Lo scorso 11 aprile c’era stata la svolta, dopo quattro mesi di guerra civile: il presidente riconosciuto dalla comunità internazionale, Alassane Ouattara, aveva annunciato che Gbagbo era stato catturato. E da quel giorno molte cose sono cambiate: prima fra tutte, la fine dell’embargo. Che per soffocare i ribelli asfissiava anche il Paese. E poi la vita quotidiana che sta lentamente ricominciando: in questi giorni, le banche stanno riprendendo la loro attività, così come faranno le scuole a breve, mentre l’insediamento del nuovo governo è fissato per il 21 maggio. Eppure rimangono quei forti segnali di instabilità: restano i colpi di artiglieria dei Giovani Patrioti; i carri armati francesi in aiuto degli ex ribelli, oggi Forze repubblicane; e il governo di Ouattara in difficoltà. Meno di una settimana fa, un generale da sempre fedele al nuovo presidente è stato ucciso per uno scontro tra fazioni interne.
«La situazione non si è normalizzata: è iniziata una strada di normalizzazione». Carlo Maria Zorzi, responsabile di Avsi in Costa d’Avorio, fa i primi “bilanci” della guerra. La situazione è dura, «quasi come quando siamo arrivati, tre anni fa: bisogna raccogliere i cocci. Il quaranta per cento del nostro personale e dei nostri assistiti è fuggito, tra fine marzo e i primi di aprile, quando ad Abidjan sono comparse le liste etniche. La gente ha sentito puzza di massacro, come in Rwanda nel 1994, ed è tornata al villaggio d’origine, dove si sentiva protetta dalla comune appartenenza etnica». Questi tragici presagi non si sono avverati, ma le conseguenze della guerra si fanno sentire. Eppure lui non si fa abbattere: «Abbiamo gli elementi per ripartire.
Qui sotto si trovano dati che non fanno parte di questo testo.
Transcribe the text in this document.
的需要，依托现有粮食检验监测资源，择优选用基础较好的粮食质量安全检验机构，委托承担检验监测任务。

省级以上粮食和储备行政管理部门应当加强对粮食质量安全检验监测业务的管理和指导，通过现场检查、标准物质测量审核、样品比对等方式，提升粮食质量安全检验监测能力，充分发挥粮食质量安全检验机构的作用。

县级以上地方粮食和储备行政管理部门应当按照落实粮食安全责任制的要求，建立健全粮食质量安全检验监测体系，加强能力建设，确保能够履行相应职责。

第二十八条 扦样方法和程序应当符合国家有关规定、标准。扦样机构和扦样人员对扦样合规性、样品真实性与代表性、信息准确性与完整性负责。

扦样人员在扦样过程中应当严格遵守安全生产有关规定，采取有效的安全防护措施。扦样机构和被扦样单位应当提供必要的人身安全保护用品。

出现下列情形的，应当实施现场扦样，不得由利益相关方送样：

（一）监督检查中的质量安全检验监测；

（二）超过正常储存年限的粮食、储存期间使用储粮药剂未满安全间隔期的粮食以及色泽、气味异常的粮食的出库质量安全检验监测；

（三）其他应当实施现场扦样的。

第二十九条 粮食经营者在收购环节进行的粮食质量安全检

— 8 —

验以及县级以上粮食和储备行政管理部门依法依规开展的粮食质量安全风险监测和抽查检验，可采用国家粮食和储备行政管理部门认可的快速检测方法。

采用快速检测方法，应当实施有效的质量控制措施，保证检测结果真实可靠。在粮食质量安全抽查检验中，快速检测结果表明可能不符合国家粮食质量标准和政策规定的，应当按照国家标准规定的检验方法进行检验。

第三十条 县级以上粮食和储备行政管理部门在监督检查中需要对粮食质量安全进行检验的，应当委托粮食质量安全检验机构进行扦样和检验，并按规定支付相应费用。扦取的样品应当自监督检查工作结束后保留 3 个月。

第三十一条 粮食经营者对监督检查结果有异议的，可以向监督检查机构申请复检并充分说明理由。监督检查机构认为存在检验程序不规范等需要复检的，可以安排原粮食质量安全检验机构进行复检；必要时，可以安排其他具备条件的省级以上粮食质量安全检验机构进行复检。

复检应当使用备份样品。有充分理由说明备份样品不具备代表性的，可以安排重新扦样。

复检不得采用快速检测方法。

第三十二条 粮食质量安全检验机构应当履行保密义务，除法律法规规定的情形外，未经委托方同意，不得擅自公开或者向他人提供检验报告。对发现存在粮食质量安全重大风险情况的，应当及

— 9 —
Si tratta solo di vedere come».
Ad oggi soltanto l’ufficio di Avsi di Yopougon, il quartiere fedele a Gbagbo dove la situazione rimane tesa, è ancora chiuso, mentre negli altri si è ricominciato a cercare i bambini assistiti, quelli rimasti e quelli fuggiti. «Un fatto carico di promessa è che molti di loro sono venuti a cercarci per primi, non appena hanno potuto. Non è solo un segno di ripresa, ma anche di speranza», continua Zorzi. Una bella differenza rispetto al 2008, all’inizio, quando non c’era niente. «Non lasceremo nessuno per strada. La gente ha voglia di tornare a lavorare, ed è il segnale più importante».
Come Jacques Anozoua, capo-reparto della Nestlé di Abidjan, che in questi giorni è tornato in fabbrica per capire se ci sono le condizioni per riprendere la produzione. È ottimista, «credo che ripartiremo subito». Lui come tanti altri, durante gli scontri, aveva rifugiato la sua famiglia in Ghana, «ma ora tutti, anche quelli che erano fuggiti nei villaggi, stanno tornando».
Resta un’incognita, la politica del neo presidente. «L’unica possibilità è che prenda una decisione forte a favore della riappacificazione», dice Jacques. E forse è già un segnale la decisione, presa nelle ultime ore, di insediare una Commissione per la riconciliazione, presieduta dall’ex primo ministro Charles Konan Banny, che indagherà sulle accuse di atrocità contro i civili da entrambe le parti in conflitto. Lo ha annunciato Ouattara, dicendo di voler seguire «il modello del Sud Africa».